Bruxelles, 09/01/2001 (Agence Europe) - La Commission européenne a annoncé mardi qu'elle demandait au Comité d'experts "Article 31" du Traité Euratom, responsable de la protection civile contre les radiations, un avis scientifique sur le "syndrome des Balkans" et les effets de l'uranium appauvri utilisé lors des bombardements de l'Otan en Bosnie et au Kosovo.
Le collège des Commissaires abordera la question lors de sa première réunion de la rentrée, mercredi à Bruxelles, sur la base des résultats du Comité politique et de sécurité qui se réunissait mardi à Bruxelles, et de la rencontre qui s'est déroulée mardi matin entre les services des Commissaires à l'Environnement, Margot Wallstrom, aux Relations extérieures, Chris Patten, à la Santé, David Byrne, et à l'Energie, Loyola de Palacio.

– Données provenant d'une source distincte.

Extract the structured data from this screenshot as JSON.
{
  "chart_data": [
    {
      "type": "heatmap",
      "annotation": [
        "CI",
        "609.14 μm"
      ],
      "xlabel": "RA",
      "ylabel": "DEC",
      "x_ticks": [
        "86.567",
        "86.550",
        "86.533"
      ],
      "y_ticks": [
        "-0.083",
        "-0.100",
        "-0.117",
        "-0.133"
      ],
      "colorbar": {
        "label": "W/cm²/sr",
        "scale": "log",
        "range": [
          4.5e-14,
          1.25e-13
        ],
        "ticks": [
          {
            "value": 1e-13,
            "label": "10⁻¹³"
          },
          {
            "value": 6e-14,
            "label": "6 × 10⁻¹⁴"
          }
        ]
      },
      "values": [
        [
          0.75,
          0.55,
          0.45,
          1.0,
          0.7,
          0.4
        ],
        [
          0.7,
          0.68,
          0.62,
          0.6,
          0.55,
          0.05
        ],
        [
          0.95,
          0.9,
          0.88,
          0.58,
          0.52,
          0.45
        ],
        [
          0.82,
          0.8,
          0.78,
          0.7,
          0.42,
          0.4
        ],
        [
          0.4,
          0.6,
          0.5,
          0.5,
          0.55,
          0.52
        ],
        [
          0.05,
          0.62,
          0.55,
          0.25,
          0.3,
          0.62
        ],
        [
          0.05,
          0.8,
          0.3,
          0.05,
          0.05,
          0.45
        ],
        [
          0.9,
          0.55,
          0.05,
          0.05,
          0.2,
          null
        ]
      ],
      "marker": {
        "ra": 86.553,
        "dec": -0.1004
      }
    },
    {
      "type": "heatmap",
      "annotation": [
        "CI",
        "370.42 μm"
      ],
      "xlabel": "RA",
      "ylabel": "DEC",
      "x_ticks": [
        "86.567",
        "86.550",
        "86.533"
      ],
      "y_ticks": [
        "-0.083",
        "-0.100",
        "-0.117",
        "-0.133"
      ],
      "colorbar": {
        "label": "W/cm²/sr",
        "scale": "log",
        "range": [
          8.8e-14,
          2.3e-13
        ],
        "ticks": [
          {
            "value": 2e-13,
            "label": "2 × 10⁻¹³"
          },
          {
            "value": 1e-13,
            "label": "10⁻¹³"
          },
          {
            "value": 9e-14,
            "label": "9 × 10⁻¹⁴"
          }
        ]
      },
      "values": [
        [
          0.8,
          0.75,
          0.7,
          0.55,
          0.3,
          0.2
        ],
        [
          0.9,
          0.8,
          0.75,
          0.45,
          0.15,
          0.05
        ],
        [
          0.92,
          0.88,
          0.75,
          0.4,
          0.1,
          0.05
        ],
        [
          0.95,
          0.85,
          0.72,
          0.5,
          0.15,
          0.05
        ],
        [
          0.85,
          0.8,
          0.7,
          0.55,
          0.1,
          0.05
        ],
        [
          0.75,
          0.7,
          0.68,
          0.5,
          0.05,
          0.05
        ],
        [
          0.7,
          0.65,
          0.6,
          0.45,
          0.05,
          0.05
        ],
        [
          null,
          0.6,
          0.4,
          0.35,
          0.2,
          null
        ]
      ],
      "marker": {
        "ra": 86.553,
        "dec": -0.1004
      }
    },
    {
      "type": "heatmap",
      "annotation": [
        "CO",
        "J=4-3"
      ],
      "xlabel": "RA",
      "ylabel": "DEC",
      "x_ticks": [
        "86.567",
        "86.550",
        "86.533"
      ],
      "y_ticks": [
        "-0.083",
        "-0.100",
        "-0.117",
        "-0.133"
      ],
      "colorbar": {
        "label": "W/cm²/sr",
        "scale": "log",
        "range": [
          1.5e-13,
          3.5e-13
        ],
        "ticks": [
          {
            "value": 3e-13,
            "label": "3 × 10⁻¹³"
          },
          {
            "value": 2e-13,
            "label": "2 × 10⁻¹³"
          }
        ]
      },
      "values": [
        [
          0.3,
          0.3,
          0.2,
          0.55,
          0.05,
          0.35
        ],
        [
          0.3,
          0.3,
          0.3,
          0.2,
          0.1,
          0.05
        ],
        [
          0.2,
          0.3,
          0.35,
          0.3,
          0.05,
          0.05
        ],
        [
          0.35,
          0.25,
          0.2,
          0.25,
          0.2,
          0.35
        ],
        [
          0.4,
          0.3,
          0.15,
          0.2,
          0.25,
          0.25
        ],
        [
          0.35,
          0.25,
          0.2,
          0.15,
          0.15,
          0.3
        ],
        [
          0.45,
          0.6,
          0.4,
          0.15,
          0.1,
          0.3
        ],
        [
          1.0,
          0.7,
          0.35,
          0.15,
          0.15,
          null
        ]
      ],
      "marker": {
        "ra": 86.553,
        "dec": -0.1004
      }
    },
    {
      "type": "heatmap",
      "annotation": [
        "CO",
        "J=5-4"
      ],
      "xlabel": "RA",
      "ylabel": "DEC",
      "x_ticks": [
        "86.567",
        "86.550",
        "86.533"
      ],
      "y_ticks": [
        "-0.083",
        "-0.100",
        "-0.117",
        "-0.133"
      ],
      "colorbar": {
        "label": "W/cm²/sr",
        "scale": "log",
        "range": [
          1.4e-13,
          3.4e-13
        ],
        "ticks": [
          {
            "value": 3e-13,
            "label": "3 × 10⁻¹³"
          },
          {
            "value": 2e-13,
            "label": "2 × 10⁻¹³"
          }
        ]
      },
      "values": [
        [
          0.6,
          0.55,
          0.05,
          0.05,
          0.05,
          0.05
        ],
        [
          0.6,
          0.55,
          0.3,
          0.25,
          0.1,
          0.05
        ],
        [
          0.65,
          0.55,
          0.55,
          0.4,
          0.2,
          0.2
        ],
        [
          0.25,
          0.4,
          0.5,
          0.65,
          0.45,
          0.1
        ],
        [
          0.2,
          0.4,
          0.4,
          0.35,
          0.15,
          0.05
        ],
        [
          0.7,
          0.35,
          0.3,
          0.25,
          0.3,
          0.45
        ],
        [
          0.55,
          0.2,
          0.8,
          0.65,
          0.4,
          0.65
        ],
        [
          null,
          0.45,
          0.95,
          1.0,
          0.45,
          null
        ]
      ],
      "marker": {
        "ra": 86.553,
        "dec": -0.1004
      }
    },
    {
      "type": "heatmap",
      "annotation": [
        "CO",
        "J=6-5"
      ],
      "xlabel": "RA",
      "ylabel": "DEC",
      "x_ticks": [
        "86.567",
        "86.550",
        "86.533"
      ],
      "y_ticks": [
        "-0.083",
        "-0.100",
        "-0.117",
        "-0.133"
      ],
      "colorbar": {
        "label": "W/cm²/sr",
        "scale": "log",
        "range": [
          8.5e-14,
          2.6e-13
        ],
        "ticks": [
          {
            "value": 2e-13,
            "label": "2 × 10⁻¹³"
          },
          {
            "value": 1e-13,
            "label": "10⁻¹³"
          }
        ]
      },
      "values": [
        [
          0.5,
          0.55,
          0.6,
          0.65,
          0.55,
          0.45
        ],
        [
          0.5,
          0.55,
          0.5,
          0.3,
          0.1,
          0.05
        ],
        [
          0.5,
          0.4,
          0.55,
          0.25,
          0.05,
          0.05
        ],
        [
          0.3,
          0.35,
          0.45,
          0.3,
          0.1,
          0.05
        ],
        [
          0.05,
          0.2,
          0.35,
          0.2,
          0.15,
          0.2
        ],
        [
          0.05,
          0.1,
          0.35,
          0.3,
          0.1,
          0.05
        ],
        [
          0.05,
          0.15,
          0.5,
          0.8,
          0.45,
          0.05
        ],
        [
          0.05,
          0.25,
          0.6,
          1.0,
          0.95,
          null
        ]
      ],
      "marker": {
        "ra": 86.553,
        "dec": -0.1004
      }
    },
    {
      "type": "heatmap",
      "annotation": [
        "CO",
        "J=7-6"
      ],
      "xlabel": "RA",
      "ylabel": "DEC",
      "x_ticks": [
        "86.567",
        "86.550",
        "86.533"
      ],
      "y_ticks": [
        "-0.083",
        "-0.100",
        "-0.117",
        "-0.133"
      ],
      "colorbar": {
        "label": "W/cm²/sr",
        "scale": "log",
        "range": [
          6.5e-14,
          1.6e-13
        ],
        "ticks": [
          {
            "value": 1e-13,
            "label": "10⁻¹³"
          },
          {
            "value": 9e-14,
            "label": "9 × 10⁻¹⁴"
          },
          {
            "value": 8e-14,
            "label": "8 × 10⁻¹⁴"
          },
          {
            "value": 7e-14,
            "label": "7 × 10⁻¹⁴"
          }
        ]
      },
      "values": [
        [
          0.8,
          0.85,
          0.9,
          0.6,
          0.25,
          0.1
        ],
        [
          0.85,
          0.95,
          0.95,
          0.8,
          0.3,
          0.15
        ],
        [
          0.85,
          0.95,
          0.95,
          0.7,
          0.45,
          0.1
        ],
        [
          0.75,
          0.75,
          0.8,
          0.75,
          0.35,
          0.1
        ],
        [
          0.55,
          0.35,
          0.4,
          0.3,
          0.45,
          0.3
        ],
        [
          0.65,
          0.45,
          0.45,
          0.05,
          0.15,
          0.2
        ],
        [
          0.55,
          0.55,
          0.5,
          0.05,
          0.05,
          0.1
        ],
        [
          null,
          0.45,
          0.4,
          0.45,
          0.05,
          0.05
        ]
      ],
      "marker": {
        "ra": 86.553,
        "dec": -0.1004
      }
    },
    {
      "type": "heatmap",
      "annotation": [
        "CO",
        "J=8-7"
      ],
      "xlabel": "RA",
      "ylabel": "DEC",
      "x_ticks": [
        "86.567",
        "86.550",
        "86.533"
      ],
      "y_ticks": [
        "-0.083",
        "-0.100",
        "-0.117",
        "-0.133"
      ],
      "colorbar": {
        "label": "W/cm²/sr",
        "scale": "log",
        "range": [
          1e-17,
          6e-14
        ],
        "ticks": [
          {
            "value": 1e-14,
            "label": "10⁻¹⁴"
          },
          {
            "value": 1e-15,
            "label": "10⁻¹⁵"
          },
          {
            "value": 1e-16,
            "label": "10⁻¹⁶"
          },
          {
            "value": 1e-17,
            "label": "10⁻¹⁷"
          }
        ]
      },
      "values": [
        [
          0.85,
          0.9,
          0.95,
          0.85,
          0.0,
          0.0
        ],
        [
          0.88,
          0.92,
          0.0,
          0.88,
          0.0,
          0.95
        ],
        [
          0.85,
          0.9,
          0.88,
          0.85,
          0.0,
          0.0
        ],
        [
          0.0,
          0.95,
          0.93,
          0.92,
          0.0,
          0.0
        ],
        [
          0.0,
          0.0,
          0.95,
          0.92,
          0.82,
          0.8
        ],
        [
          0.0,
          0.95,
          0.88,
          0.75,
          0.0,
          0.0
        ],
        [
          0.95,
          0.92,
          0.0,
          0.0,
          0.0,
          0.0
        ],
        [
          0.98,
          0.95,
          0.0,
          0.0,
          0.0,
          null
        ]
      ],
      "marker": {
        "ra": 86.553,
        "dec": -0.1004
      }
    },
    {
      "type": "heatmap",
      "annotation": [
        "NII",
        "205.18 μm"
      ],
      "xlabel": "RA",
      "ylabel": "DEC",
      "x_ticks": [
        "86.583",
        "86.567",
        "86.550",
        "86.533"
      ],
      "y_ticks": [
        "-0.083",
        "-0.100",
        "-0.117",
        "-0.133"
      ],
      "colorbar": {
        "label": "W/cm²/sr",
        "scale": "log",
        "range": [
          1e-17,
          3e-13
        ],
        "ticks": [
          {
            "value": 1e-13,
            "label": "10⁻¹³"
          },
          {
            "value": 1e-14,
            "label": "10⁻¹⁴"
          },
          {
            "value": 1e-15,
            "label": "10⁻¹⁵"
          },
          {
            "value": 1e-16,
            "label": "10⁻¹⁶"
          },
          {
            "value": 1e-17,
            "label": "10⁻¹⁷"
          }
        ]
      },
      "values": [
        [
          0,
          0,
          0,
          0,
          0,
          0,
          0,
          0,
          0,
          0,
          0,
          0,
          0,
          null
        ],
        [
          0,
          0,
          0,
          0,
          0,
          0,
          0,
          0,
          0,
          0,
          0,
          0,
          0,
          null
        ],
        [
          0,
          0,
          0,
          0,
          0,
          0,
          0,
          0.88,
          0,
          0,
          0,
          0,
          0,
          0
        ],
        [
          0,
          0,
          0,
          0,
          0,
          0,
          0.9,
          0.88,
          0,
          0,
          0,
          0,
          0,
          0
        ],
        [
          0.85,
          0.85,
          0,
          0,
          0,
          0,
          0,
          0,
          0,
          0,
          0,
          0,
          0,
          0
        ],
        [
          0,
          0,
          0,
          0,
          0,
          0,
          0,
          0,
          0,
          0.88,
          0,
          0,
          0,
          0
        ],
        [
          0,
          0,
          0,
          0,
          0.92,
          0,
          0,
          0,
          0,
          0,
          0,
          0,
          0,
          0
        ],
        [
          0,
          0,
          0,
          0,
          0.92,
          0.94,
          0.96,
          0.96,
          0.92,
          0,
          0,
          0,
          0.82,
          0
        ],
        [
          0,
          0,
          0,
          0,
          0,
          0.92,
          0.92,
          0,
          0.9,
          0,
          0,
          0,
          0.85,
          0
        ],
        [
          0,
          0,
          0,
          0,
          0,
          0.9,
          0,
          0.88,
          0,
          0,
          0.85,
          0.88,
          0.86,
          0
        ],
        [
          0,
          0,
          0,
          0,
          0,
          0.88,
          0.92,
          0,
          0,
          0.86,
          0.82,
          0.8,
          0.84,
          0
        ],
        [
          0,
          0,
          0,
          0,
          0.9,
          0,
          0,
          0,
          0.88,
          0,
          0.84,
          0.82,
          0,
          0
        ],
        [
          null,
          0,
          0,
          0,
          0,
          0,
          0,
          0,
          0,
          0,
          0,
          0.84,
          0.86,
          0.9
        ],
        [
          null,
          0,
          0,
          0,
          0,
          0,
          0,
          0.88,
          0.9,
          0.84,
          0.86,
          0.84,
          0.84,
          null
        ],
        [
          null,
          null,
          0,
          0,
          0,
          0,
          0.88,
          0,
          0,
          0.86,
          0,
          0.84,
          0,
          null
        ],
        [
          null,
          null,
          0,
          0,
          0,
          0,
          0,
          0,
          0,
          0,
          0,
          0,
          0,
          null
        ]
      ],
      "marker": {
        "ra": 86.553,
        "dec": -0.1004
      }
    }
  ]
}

L'avis du comité d'experts, espéré pour la fin janvier ou début février, devrait dresser une synthèse des informations existantes sur la question, notamment sur la base des rapports réalisés par le Programme des Nations Unies pour l'environnement (voir EUROPE d'hier, p. 6) et le résultat des enquêtes entreprises par plusieurs Etats membres, a précisé mardi le porte-parole de la Commission. Les services de relations extérieures et de l'environnement de la Commission évalueront à la lumière de cet avis s'il est nécessaire, d'une part, d'adapter les programmes pour la réhabilitation de l'environnement dans les Balkans déjà mis en œuvre par l'UE et, d'autre part, de prendre des mesures supplémentaires pour protéger les populations locales et les centaines de personnes qui travaillent sur place pour la mise en œuvre des programmes européens de reconstruction, a indiqué le porte-parole.
"Comme l'a déclaré le président Prodi, l'UE a une responsabilité importante dans la reconstruction des Balkans et l'impact environnemental des 10 ans de conflit est considérable. Cet impact est ressenti par les populations locales et le personnel de la Commission sur place", a relevé le porte-parole en soulignant que la Commission est, de fait, concernée par les aspects civils du "syndrome des Balkans". En revanche, a-t-il estimé, l'impact de la guerre sur les militaires relève de l'Otan et de ses Etats membres. Rappelons que le Conseil de l'Atlantique Nord doit faire le point sur la question mercredi, au niveau des ambassadeurs.
Mardi soir, le Comité politique et de sécurité intérimaire de l'UE était encore réuni pour examiner, sous présidence suédoise, les demandes des pays qui avaient souhaité que l'on examine au niveau de l'Union européenne les possibles liens entre l'utilisation d'uranium appauvri et les maladies et les décès constatés parmi de nombreux soldats européens qui ont servi dans les campagnes des Balkans. Rappelons que l'initiative de réunir le Copsi a été prise suite à une lettre du ministre belge de la Défense André Flahant à son homologue suédois Björn von Sydow (voir aussi EUROPE d'hier, pages 5 et 6).
Quant au Parlement européen, la présidente Nicole Fontaine a déclaré à titre personnel (du Burkina Faso, où elle est en visite officielle) que s'il s'avérait que les informations sur les "effets terriblement néfastes qu'aurait l'uranium appauvri sur la santé humaine" sont "malheureusement exactes, il conviendrait de toute urgence de prohiber l'usage de ces armes". En outre, selon la présidente du PE, il faudrait envisager des compensations pour les victimes, qu'elles soient civiles ou militaires et originaires de l'UE ou des Balkans".
L'Italie a demandé pour sa part à l'Otan de suspendre l'utilisation de munitions à l'uranium appauvri tant que l'on ne disposera pas de données sûres sur les conséquences sur la santé, et le chancelier Schröder a estimé lui aussi qu'il ne faudrait pas utiliser de telles armes avant la fin d'une enquête exhaustive sur leurs effets. (Le ministre russe des Affaires étrangères Igor Ivanov a insisté sur la nécessité d'un contrôle indépendant et objectif de la part de l'Onu et des organes spécialisés).